La domanda di Ross ruppe il silenzio che accompagnava quel pranzo domenicale. Demelza alzò il viso dal piatto, guardandolo di sottecchi. Erano giorni strani quelli, tutto era strano. Ross che se ne stava defilato, lei che sembrava aver perso l'entusiasmo di stare a cercarlo, i bambini che se ne stavano nel loro mondo e il dolore di Caroline e Dwight, che andava a trovare ogni mattina, erano le sue costanti.

Ognuno sembrava essersi rintanato in un suo mondo, lontano da tutto e da tutti e se un tempo avrebbe lottato per rimettere a posto i cocci, ora si sentiva senza forze, spossata e vinta dal destino. "Sì, amavi cavalcare" – rispose fiaccamente.

"Vorrei fare un giro a cavallo allora. Sono stanco di stare chiuso in casa e ho bisogno d'aria".

Avrebbe dovuto ricordargli che doveva fare attenzione, che era convalescente e che ancora non conosceva abbastanza i luoghi attorno a Nampara, ma non disse nulla. Si limitò ad alzare le spalle e a riprendere a sorseggiare il brodo che aveva nel piatto. "Fa come preferisci". Non riusciva a guardarlo in faccia, a parlargli, a confrontarsi con lui dal giorno in cui l'aveva rifiutata e aveva deciso di dormire separato da lei. Era come avere a che fare con un estraneo, quello non era più il suo Ross. E anche lei si sentiva diversa.

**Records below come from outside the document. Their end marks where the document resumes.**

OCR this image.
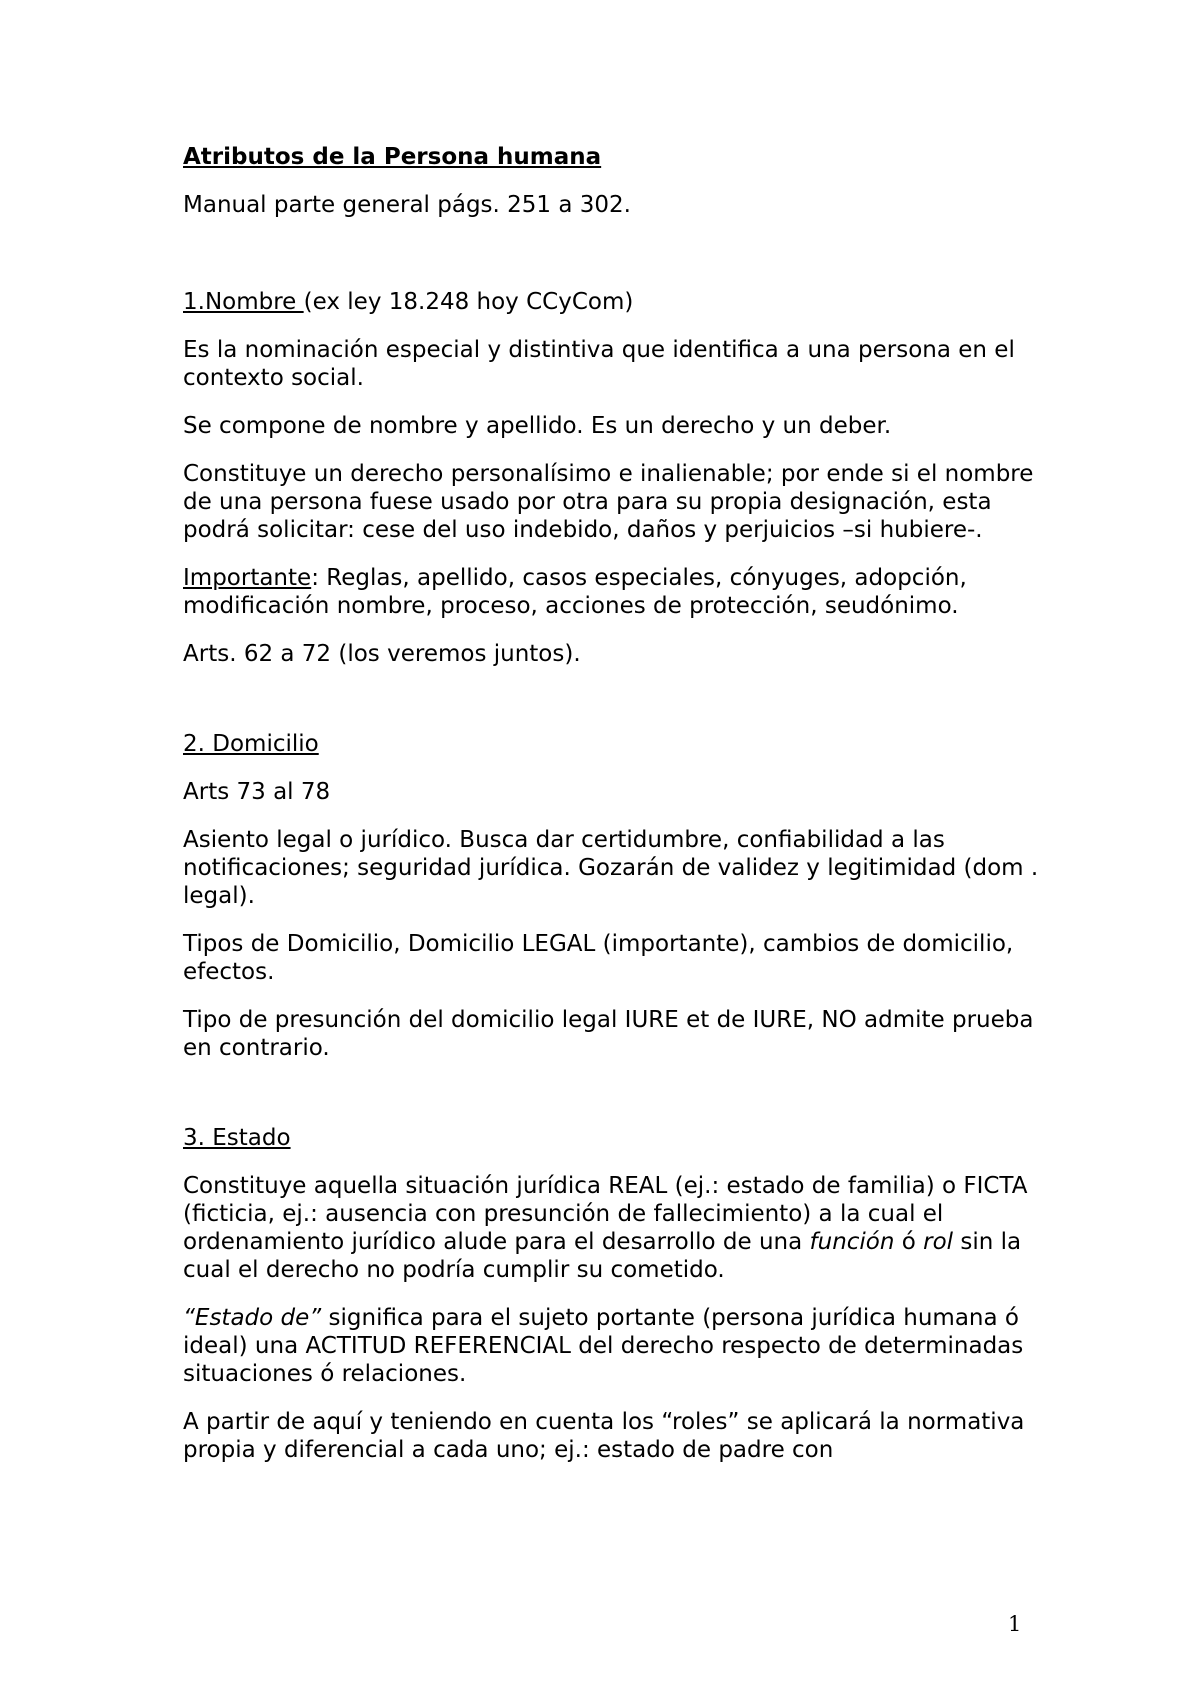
Atributos de la Persona humana

Manual parte general págs. 251 a 302.

1.Nombre (ex ley 18.248 hoy CCyCom)

Es la nominación especial y distintiva que identifica a una persona en el contexto social.

Se compone de nombre y apellido. Es un derecho y un deber.

Constituye un derecho personalísimo e inalienable; por ende si el nombre de una persona fuese usado por otra para su propia designación, esta podrá solicitar: cese del uso indebido, daños y perjuicios –si hubiere-.

Importante: Reglas, apellido, casos especiales, cónyuges, adopción, modificación nombre, proceso, acciones de protección, seudónimo.

Arts. 62 a 72 (los veremos juntos).

2. Domicilio

Arts 73 al 78

Asiento legal o jurídico. Busca dar certidumbre, confiabilidad a las notificaciones; seguridad jurídica. Gozarán de validez y legitimidad (dom . legal).

Tipos de Domicilio, Domicilio LEGAL (importante), cambios de domicilio, efectos.

Tipo de presunción del domicilio legal IURE et de IURE, NO admite prueba en contrario.

3. Estado

Constituye aquella situación jurídica REAL (ej.: estado de familia) o FICTA (ficticia, ej.: ausencia con presunción de fallecimiento) a la cual el ordenamiento jurídico alude para el desarrollo de una función ó rol sin la cual el derecho no podría cumplir su cometido.

“Estado de” significa para el sujeto portante (persona jurídica humana ó ideal) una ACTITUD REFERENCIAL del derecho respecto de determinadas situaciones ó relaciones.

A partir de aquí y teniendo en cuenta los “roles” se aplicará la normativa propia y diferencial a cada uno; ej.: estado de padre con

1
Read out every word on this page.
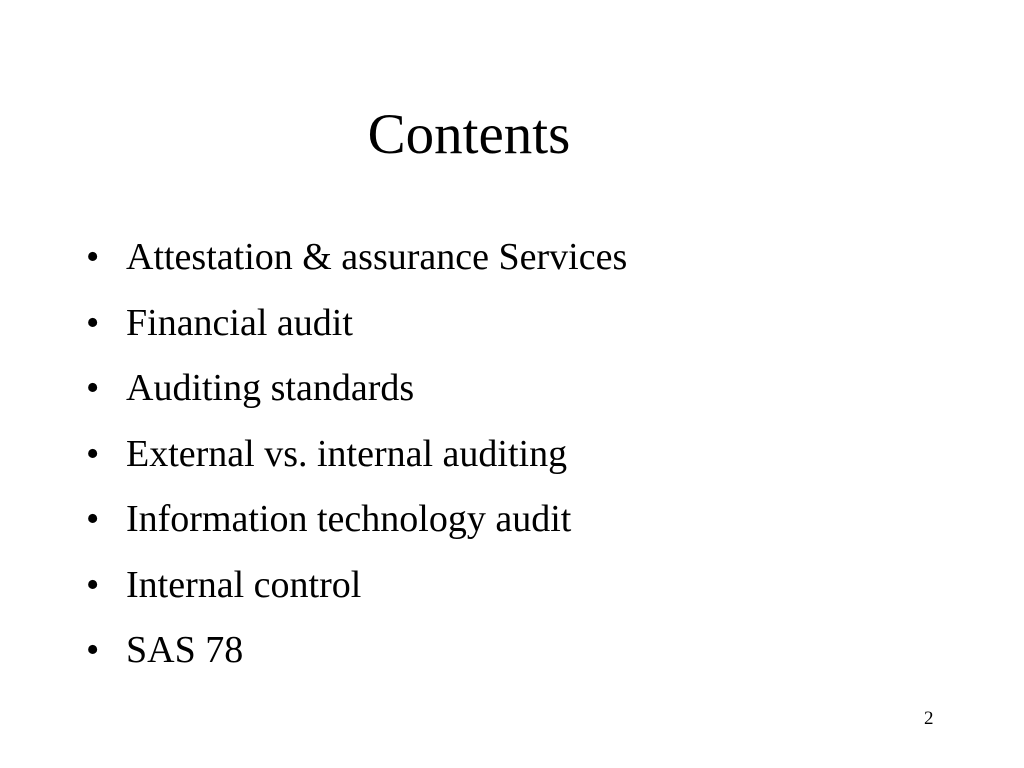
Contents
• Attestation & assurance Services
• Financial audit
• Auditing standards
• External vs. internal auditing
• Information technology audit
• Internal control
• SAS 78
2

"Papà, posso venire con te?" - chiese Jeremy improvvisamente.

Ross annuì, sorridendogli. "Sai cavalcare?".

Il bimbo annuì. "Certo, me lo hai insegnato tu".

Demelza sospirò rinfrancata. Bene, quanto meno con Jeremy a fianco, non si sarebbe perso. "Beh, a questo punto Jeremy potrebbe montare sul suo pony, così Clowance potrebbe venire con voi col suo".

A quella proposta, Ross non parve troppo entusiasta. "Beh, ma coi pony rallenterei la mia andatura a cavallo".

"Ma renderesti felici entrambi i tuoi figli" – rispose lei, a tono. Lo irritava il suo modo di fare, quel suo lasciare da parte sempre Clowance.

"Lascia stare!". Clowance si alzò dal tavolo, col piatto ancora pieno. Era silenziosa in quei giorni, sfuggente e stranamente tranquilla. "Fa niente mamma, non ho voglia di montare i pony".

"Ti è sempre piaciuto andare sul pony con papà" – ribatté Demelza.

Clowance scosse la testa, abbassando lo sguardo. "Sì, ma non ne ho voglia ora. Magari un'altra volta. Va pure a cavallo con Jeremy, papà".

Ross si asciugò le labbra col tovagliolo. "Bene, visto che non ci sono problemi, domani usciremo io e te a cavallo, Jeremy".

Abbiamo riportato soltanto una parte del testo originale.